AVAILABILITY OF EFFECTIVE TREATMENT OPTIONS
Level: No availability: Effective treatments not currently available in the US (or have not been developed)
No specific antiviral treatments exist for VSV infection. Management is entirely supportive: pain relief, fever management, soft feed, padded surfaces for animals with foot lesions, and topical antiseptics for lesions. The chapter states treatment is "focused on alleviating pain, fever, and distress." Antibiotics are used only for secondary bacterial infections. Infected pigs must clear the infection through their own immune response over 2-3 weeks.
AVAILABILITY OF EFFECTIVE VACCINES OR BACTERINS
Level: No availability: Effective vaccines not currently available in the US (or have not been developed)
The chapter explicitly states: "There are no commercially available vaccines in North America to prevent VS." However, "inactivated vaccines are commercially available and are used to protect pigs against clinical VS in South American countries where VSV is endemic." For the US context relevant to this assessment, no licensed vaccines are available. Prevention relies on: biosecurity measures to avoid introduction; insect control and repellents; housing animals indoors during peak insect feeding times; and isolation of affected animals. The lack of commercial vaccines in North America reflects both the sporadic nature of outbreaks and the self-limiting nature of disease.

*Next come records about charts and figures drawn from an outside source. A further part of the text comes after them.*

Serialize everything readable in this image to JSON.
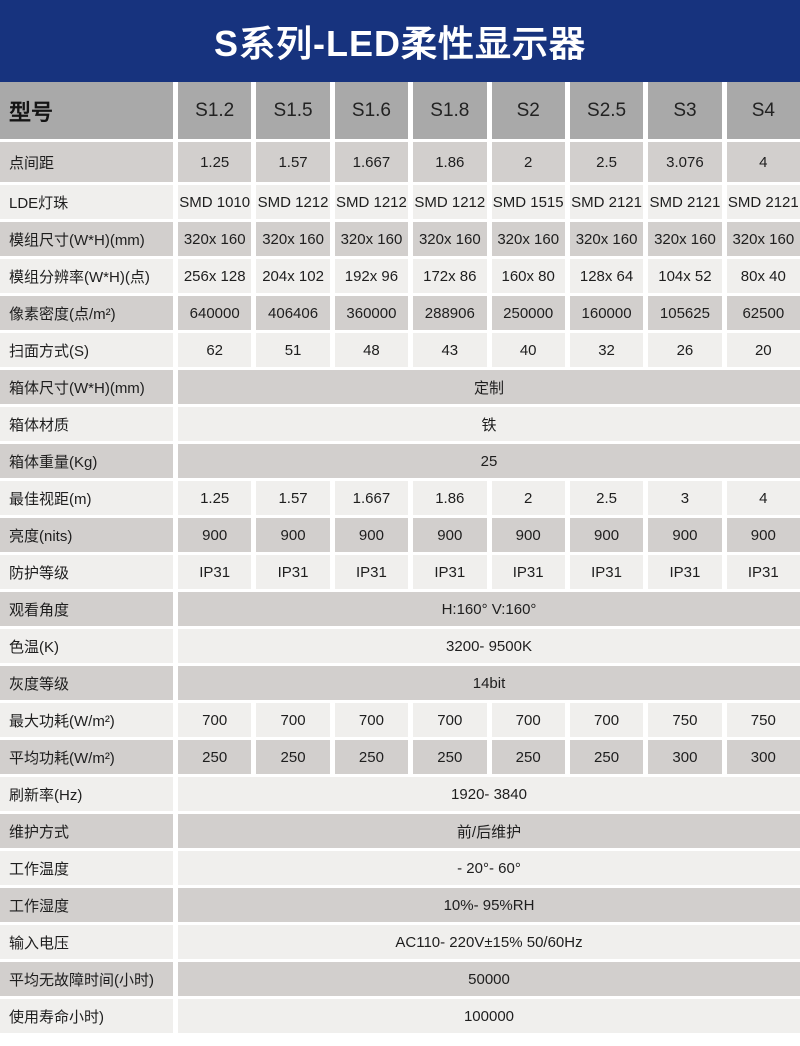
{
  "title": "S系列-LED柔性显示器",
  "colors": {
    "title_bg": "#17337e",
    "title_fg": "#ffffff",
    "header_bg": "#a9a9a9",
    "band_dark": "#d2cfcd",
    "band_light": "#f0efed",
    "separator": "#ffffff",
    "text": "#1e1e1e"
  },
  "table": {
    "header": {
      "label": "型号",
      "columns": [
        "S1.2",
        "S1.5",
        "S1.6",
        "S1.8",
        "S2",
        "S2.5",
        "S3",
        "S4"
      ]
    },
    "rows": [
      {
        "label": "点间距",
        "type": "grid",
        "values": [
          "1.25",
          "1.57",
          "1.667",
          "1.86",
          "2",
          "2.5",
          "3.076",
          "4"
        ]
      },
      {
        "label": "LDE灯珠",
        "type": "grid",
        "values": [
          "SMD 1010",
          "SMD 1212",
          "SMD 1212",
          "SMD 1212",
          "SMD 1515",
          "SMD 2121",
          "SMD 2121",
          "SMD 2121"
        ]
      },
      {
        "label": "模组尺寸(W*H)(mm)",
        "type": "grid",
        "values": [
          "320x 160",
          "320x 160",
          "320x 160",
          "320x 160",
          "320x 160",
          "320x 160",
          "320x 160",
          "320x 160"
        ]
      },
      {
        "label": "模组分辨率(W*H)(点)",
        "type": "grid",
        "values": [
          "256x 128",
          "204x 102",
          "192x 96",
          "172x 86",
          "160x 80",
          "128x 64",
          "104x 52",
          "80x 40"
        ]
      },
      {
        "label": "像素密度(点/m²)",
        "type": "grid",
        "values": [
          "640000",
          "406406",
          "360000",
          "288906",
          "250000",
          "160000",
          "105625",
          "62500"
        ]
      },
      {
        "label": "扫面方式(S)",
        "type": "grid",
        "values": [
          "62",
          "51",
          "48",
          "43",
          "40",
          "32",
          "26",
          "20"
        ]
      },
      {
        "label": "箱体尺寸(W*H)(mm)",
        "type": "span",
        "value": "定制"
      },
      {
        "label": "箱体材质",
        "type": "span",
        "value": "铁"
      },
      {
        "label": "箱体重量(Kg)",
        "type": "span",
        "value": "25"
      },
      {
        "label": "最佳视距(m)",
        "type": "grid",
        "values": [
          "1.25",
          "1.57",
          "1.667",
          "1.86",
          "2",
          "2.5",
          "3",
          "4"
        ]
      },
      {
        "label": "亮度(nits)",
        "type": "grid",
        "values": [
          "900",
          "900",
          "900",
          "900",
          "900",
          "900",
          "900",
          "900"
        ]
      },
      {
        "label": "防护等级",
        "type": "grid",
        "values": [
          "IP31",
          "IP31",
          "IP31",
          "IP31",
          "IP31",
          "IP31",
          "IP31",
          "IP31"
        ]
      },
      {
        "label": "观看角度",
        "type": "span",
        "value": "H:160°  V:160°"
      },
      {
        "label": "色温(K)",
        "type": "span",
        "value": "3200- 9500K"
      },
      {
        "label": "灰度等级",
        "type": "span",
        "value": "14bit"
      },
      {
        "label": "最大功耗(W/m²)",
        "type": "grid",
        "values": [
          "700",
          "700",
          "700",
          "700",
          "700",
          "700",
          "750",
          "750"
        ]
      },
      {
        "label": "平均功耗(W/m²)",
        "type": "grid",
        "values": [
          "250",
          "250",
          "250",
          "250",
          "250",
          "250",
          "300",
          "300"
        ]
      },
      {
        "label": "刷新率(Hz)",
        "type": "span",
        "value": "1920- 3840"
      },
      {
        "label": "维护方式",
        "type": "span",
        "value": "前/后维护"
      },
      {
        "label": "工作温度",
        "type": "span",
        "value": "- 20°- 60°"
      },
      {
        "label": "工作湿度",
        "type": "span",
        "value": "10%- 95%RH"
      },
      {
        "label": "输入电压",
        "type": "span",
        "value": "AC110- 220V±15% 50/60Hz"
      },
      {
        "label": "平均无故障时间(小时)",
        "type": "span",
        "value": "50000"
      },
      {
        "label": "使用寿命小时)",
        "type": "span",
        "value": "100000"
      }
    ]
  }
}
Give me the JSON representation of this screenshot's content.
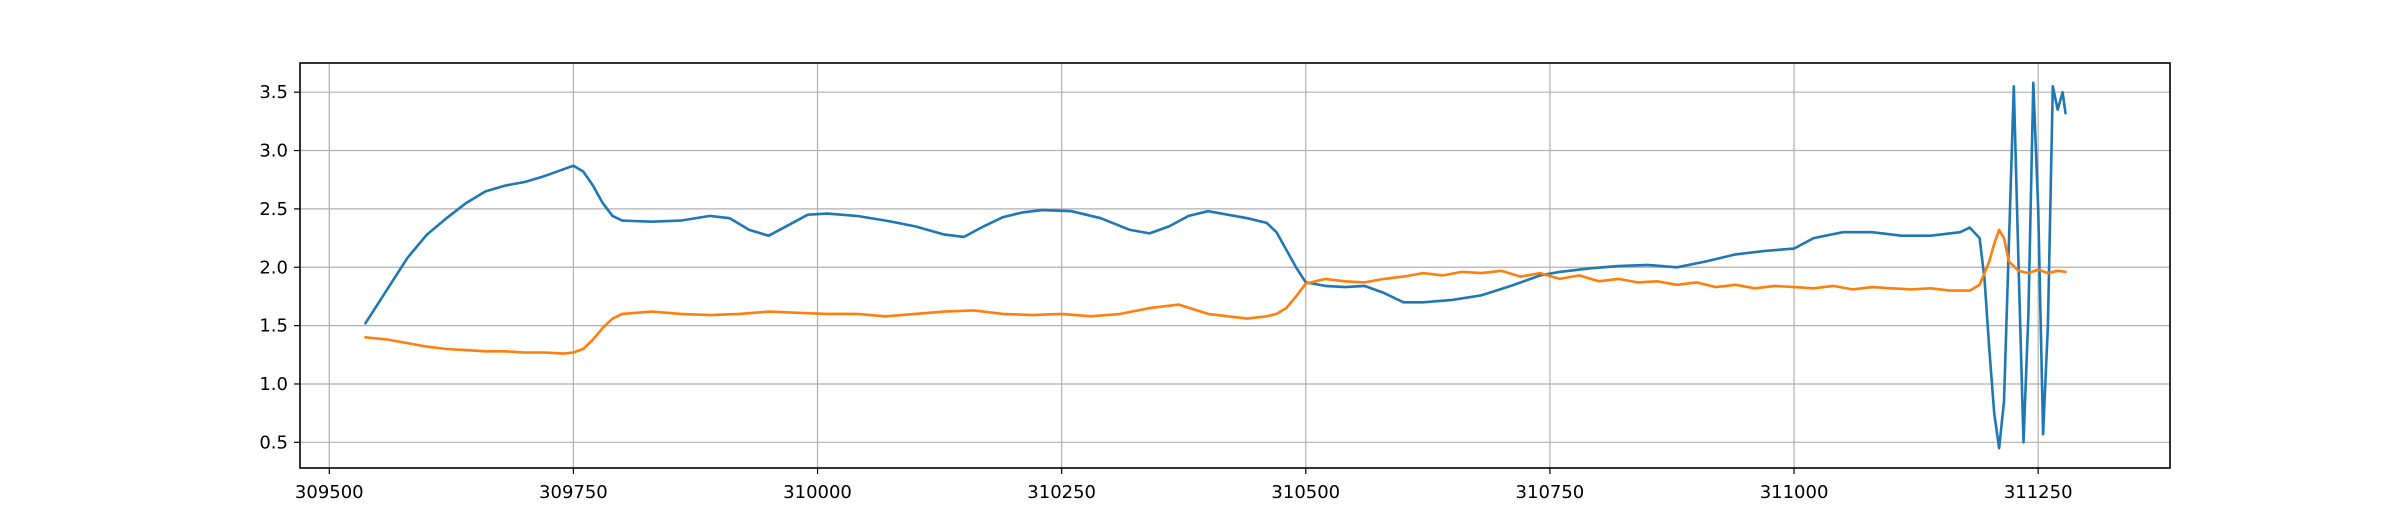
{
  "chart_data": {
    "type": "line",
    "title": "",
    "xlabel": "",
    "ylabel": "",
    "xlim": [
      309470,
      311385
    ],
    "ylim": [
      0.28,
      3.75
    ],
    "grid": true,
    "legend": "none",
    "x_ticks": [
      309500,
      309750,
      310000,
      310250,
      310500,
      310750,
      311000,
      311250
    ],
    "x_tick_labels": [
      "309500",
      "309750",
      "310000",
      "310250",
      "310500",
      "310750",
      "311000",
      "311250"
    ],
    "y_ticks": [
      0.5,
      1.0,
      1.5,
      2.0,
      2.5,
      3.0,
      3.5
    ],
    "y_tick_labels": [
      "0.5",
      "1.0",
      "1.5",
      "2.0",
      "2.5",
      "3.0",
      "3.5"
    ],
    "series": [
      {
        "color": "#1f77b4",
        "x": [
          309537,
          309560,
          309580,
          309600,
          309620,
          309640,
          309660,
          309680,
          309700,
          309720,
          309740,
          309750,
          309760,
          309770,
          309780,
          309790,
          309800,
          309830,
          309860,
          309890,
          309910,
          309930,
          309950,
          309970,
          309990,
          310010,
          310040,
          310070,
          310100,
          310130,
          310150,
          310170,
          310190,
          310210,
          310230,
          310260,
          310290,
          310320,
          310340,
          310360,
          310380,
          310400,
          310420,
          310440,
          310460,
          310470,
          310480,
          310490,
          310500,
          310520,
          310540,
          310560,
          310580,
          310600,
          310620,
          310650,
          310680,
          310710,
          310740,
          310760,
          310790,
          310820,
          310850,
          310880,
          310910,
          310940,
          310970,
          311000,
          311020,
          311050,
          311080,
          311110,
          311140,
          311170,
          311180,
          311190,
          311195,
          311200,
          311205,
          311210,
          311215,
          311220,
          311225,
          311230,
          311235,
          311240,
          311245,
          311250,
          311255,
          311260,
          311265,
          311270,
          311275,
          311278
        ],
        "y": [
          1.52,
          1.82,
          2.08,
          2.28,
          2.42,
          2.55,
          2.65,
          2.7,
          2.73,
          2.78,
          2.84,
          2.87,
          2.82,
          2.7,
          2.55,
          2.44,
          2.4,
          2.39,
          2.4,
          2.44,
          2.42,
          2.32,
          2.27,
          2.36,
          2.45,
          2.46,
          2.44,
          2.4,
          2.35,
          2.28,
          2.26,
          2.35,
          2.43,
          2.47,
          2.49,
          2.48,
          2.42,
          2.32,
          2.29,
          2.35,
          2.44,
          2.48,
          2.45,
          2.42,
          2.38,
          2.3,
          2.15,
          2.0,
          1.87,
          1.84,
          1.83,
          1.84,
          1.78,
          1.7,
          1.7,
          1.72,
          1.76,
          1.84,
          1.93,
          1.96,
          1.99,
          2.01,
          2.02,
          2.0,
          2.05,
          2.11,
          2.14,
          2.16,
          2.25,
          2.3,
          2.3,
          2.27,
          2.27,
          2.3,
          2.34,
          2.25,
          1.9,
          1.3,
          0.75,
          0.45,
          0.85,
          2.2,
          3.55,
          2.0,
          0.5,
          1.6,
          3.58,
          2.5,
          0.57,
          1.5,
          3.55,
          3.35,
          3.5,
          3.32
        ]
      },
      {
        "color": "#ff7f0e",
        "x": [
          309537,
          309560,
          309580,
          309600,
          309620,
          309640,
          309660,
          309680,
          309700,
          309720,
          309740,
          309750,
          309760,
          309770,
          309780,
          309790,
          309800,
          309830,
          309860,
          309890,
          309920,
          309950,
          309980,
          310010,
          310040,
          310070,
          310100,
          310130,
          310160,
          310190,
          310220,
          310250,
          310280,
          310310,
          310340,
          310370,
          310400,
          310420,
          310440,
          310460,
          310470,
          310480,
          310490,
          310500,
          310520,
          310540,
          310560,
          310580,
          310600,
          310620,
          310640,
          310660,
          310680,
          310700,
          310720,
          310740,
          310760,
          310780,
          310800,
          310820,
          310840,
          310860,
          310880,
          310900,
          310920,
          310940,
          310960,
          310980,
          311000,
          311020,
          311040,
          311060,
          311080,
          311100,
          311120,
          311140,
          311160,
          311180,
          311190,
          311200,
          311205,
          311210,
          311215,
          311220,
          311230,
          311240,
          311250,
          311260,
          311270,
          311278
        ],
        "y": [
          1.4,
          1.38,
          1.35,
          1.32,
          1.3,
          1.29,
          1.28,
          1.28,
          1.27,
          1.27,
          1.26,
          1.27,
          1.3,
          1.38,
          1.48,
          1.56,
          1.6,
          1.62,
          1.6,
          1.59,
          1.6,
          1.62,
          1.61,
          1.6,
          1.6,
          1.58,
          1.6,
          1.62,
          1.63,
          1.6,
          1.59,
          1.6,
          1.58,
          1.6,
          1.65,
          1.68,
          1.6,
          1.58,
          1.56,
          1.58,
          1.6,
          1.65,
          1.75,
          1.86,
          1.9,
          1.88,
          1.87,
          1.9,
          1.92,
          1.95,
          1.93,
          1.96,
          1.95,
          1.97,
          1.92,
          1.95,
          1.9,
          1.93,
          1.88,
          1.9,
          1.87,
          1.88,
          1.85,
          1.87,
          1.83,
          1.85,
          1.82,
          1.84,
          1.83,
          1.82,
          1.84,
          1.81,
          1.83,
          1.82,
          1.81,
          1.82,
          1.8,
          1.8,
          1.85,
          2.05,
          2.2,
          2.32,
          2.25,
          2.05,
          1.97,
          1.95,
          1.98,
          1.95,
          1.97,
          1.96
        ]
      }
    ]
  }
}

FEASIBILITY OF ERADICATING THE DISEASE FROM THE US
Level: Not feasible: Eradication extremely unlikely
VSV eradication from the US is not feasible because: (1) Wildlife reservoirs: "although reports of naturally occurring clinical disease in wildlife are rare, antibodies to VSV have been found in a variety of wild animals" including deer and feral swine in the southeastern US; during the 2023 VS outbreak in California, VSV caused severe vesicular disease in Asian and African rhinoceros in a safari park; (2) Insect vectors: black flies (Simulium spp.) and biting midges (Culicoides spp.) serve as biological vectors; "hematophagous insects can become infected with VSNJV when they feed on or near virus-rich vesicular lesions and the virus can be horizontally transmitted from infected to uninfected black flies during the process of co-feeding on the same vertebrate host, regardless of whether the host is infected"; (3) Endemic regions: VSV "occurs in endemic cycles in southern Mexico, Central America, and the countries of northern South America" with periodic incursions into the western US; (4) Subclinical infection: pigs can shed virus and transmit infection while subclinically infected; "transmission by direct contact has been observed from both clinically and subclinically infected pigs"; (5) Environmental persistence: virus "can remain viable in contaminated saliva on pails or food buckets for 3-4 days" and "can be recovered from plant surfaces up to 24 hours after surface inoculation." The historical pattern shows that despite the absence of clinical cases in US domestic swine since 1968, VSV continues to cause sporadic epidemics in horses and cattle in western states at 5-10 year intervals, demonstrating ongoing virus circulation. Control rather than eradication is the practical approach.